Why Q2 is a more or less independant estimate in Twin Delayed DDPG (TD3)?

3

1

Twin Delayed Deep Deterministic (TD3) policy gradient is inspired by both double Q-learning and double DQN. In double Q-learning, I understand that Q1 and Q2 are independent because they are trained on different samples. In double DQN, I understand that target Q and current Q are relatively independent because their parameters are quite different.
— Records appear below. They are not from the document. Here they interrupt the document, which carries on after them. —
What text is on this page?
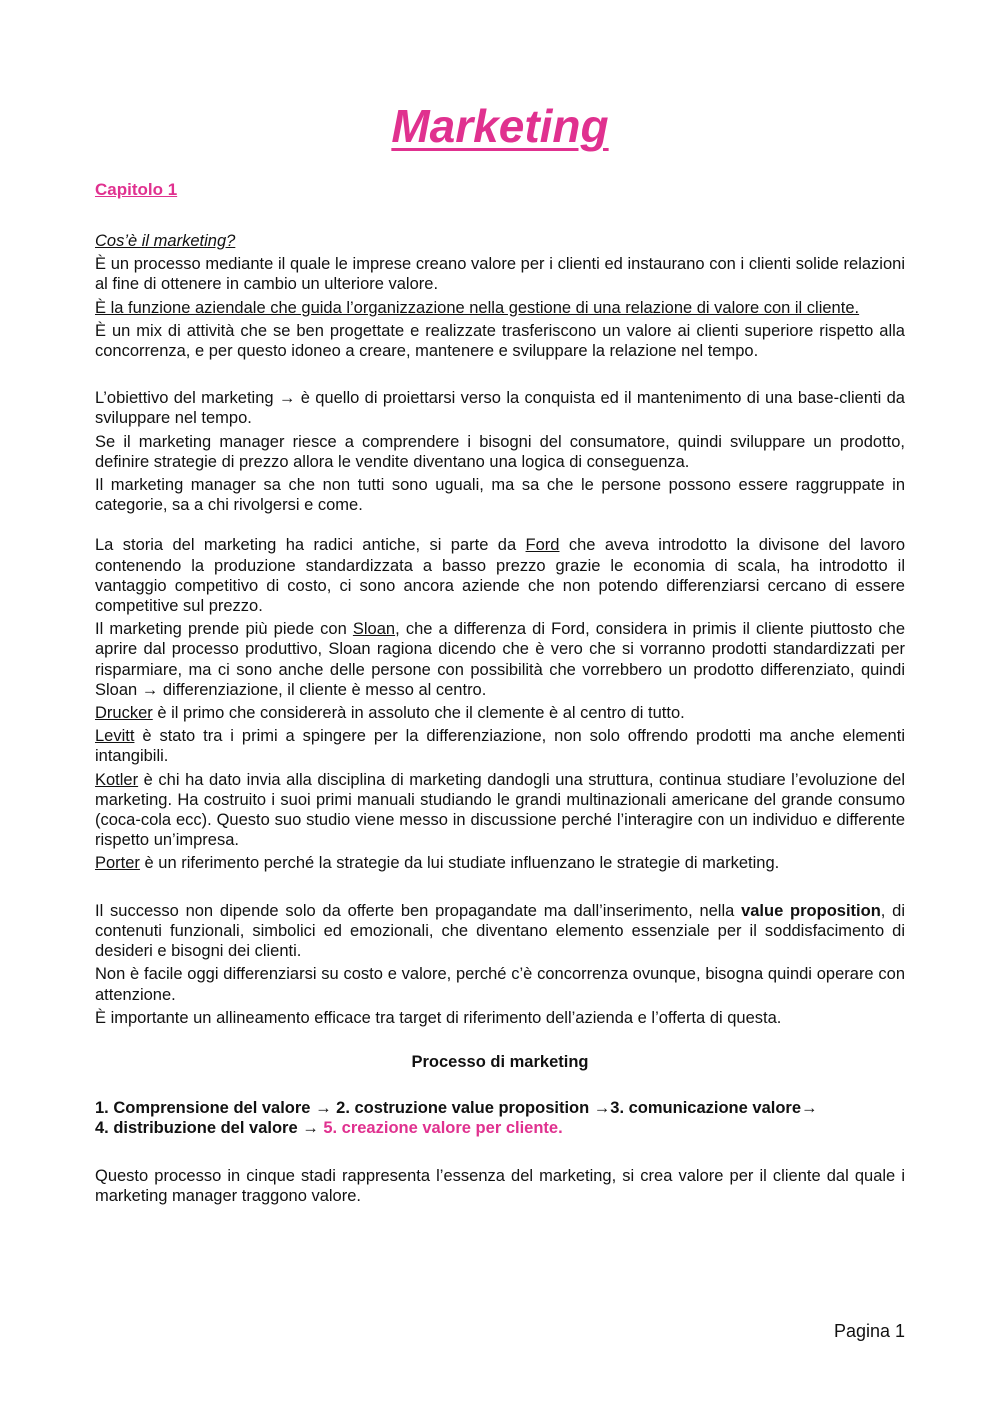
Marketing
Capitolo 1

Cos’è il marketing?

È un processo mediante il quale le imprese creano valore per i clienti ed instaurano con i clienti solide relazioni al fine di ottenere in cambio un ulteriore valore.

È la funzione aziendale che guida l’organizzazione nella gestione di una relazione di valore con il cliente.

È un mix di attività che se ben progettate e realizzate trasferiscono un valore ai clienti superiore rispetto alla concorrenza, e per questo idoneo a creare, mantenere e sviluppare la relazione nel tempo.

L’obiettivo del marketing → è quello di proiettarsi verso la conquista ed il mantenimento di una base-clienti da sviluppare nel tempo.

Se il marketing manager riesce a comprendere i bisogni del consumatore, quindi sviluppare un prodotto, definire strategie di prezzo allora le vendite diventano una logica di conseguenza.

Il marketing manager sa che non tutti sono uguali, ma sa che le persone possono essere raggruppate in categorie, sa a chi rivolgersi e come.

La storia del marketing ha radici antiche, si parte da Ford che aveva introdotto la divisone del lavoro contenendo la produzione standardizzata a basso prezzo grazie le economia di scala, ha introdotto il vantaggio competitivo di costo, ci sono ancora aziende che non potendo differenziarsi cercano di essere competitive sul prezzo.

Il marketing prende più piede con Sloan, che a differenza di Ford, considera in primis il cliente piuttosto che aprire dal processo produttivo, Sloan ragiona dicendo che è vero che si vorranno prodotti standardizzati per risparmiare, ma ci sono anche delle persone con possibilità che vorrebbero un prodotto differenziato, quindi Sloan → differenziazione, il cliente è messo al centro.

Drucker è il primo che considererà in assoluto che il clemente è al centro di tutto.

Levitt è stato tra i primi a spingere per la differenziazione, non solo offrendo prodotti ma anche elementi intangibili.

Kotler è chi ha dato invia alla disciplina di marketing dandogli una struttura, continua studiare l’evoluzione del marketing. Ha costruito i suoi primi manuali studiando le grandi multinazionali americane del grande consumo (coca-cola ecc). Questo suo studio viene messo in discussione perché l’interagire con un individuo e differente rispetto un’impresa.

Porter è un riferimento perché la strategie da lui studiate influenzano le strategie di marketing.

Il successo non dipende solo da offerte ben propagandate ma dall’inserimento, nella value proposition, di contenuti funzionali, simbolici ed emozionali, che diventano elemento essenziale per il soddisfacimento di desideri e bisogni dei clienti.

Non è facile oggi differenziarsi su costo e valore, perché c’è concorrenza ovunque, bisogna quindi operare con attenzione.

È importante un allineamento efficace tra target di riferimento dell’azienda e l’offerta di questa.

Processo di marketing

1. Comprensione del valore → 2. costruzione value proposition →3. comunicazione valore→
4. distribuzione del valore → 5. creazione valore per cliente.

Questo processo in cinque stadi rappresenta l’essenza del marketing, si crea valore per il cliente dal quale i marketing manager traggono valore.

Pagina 1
But in TD3, Q1 and Q2 are trained on exactly the same target. If their parameters are initialized the same, there will be no difference in their output and the algorithm will be equal to DQN. The only source of independence/difference of Q2 to Q1 I can tell is the randomness in the initialization of their parameters. But with training on the same target, I thought this independence will become smaller and smaller as they converge to the same target values. So I don't quite understand why TD3 works in combating overestimation in Q-learning.

Luke Guye

Posted 2019-03-24T05:26:49.420

Reputation: 31

Answers

0

I emailed the author of the paper and he replied that randomness in the parameter initialization is the only difference between Q1 and Q2. This difference is enough in practice. Moreover, TD3 method is more concerned with overestimation induced by function approximation error rather than stochasticity in the environment.

Luke Guye

Posted 2019-03-24T05:26:49.420

Reputation: 31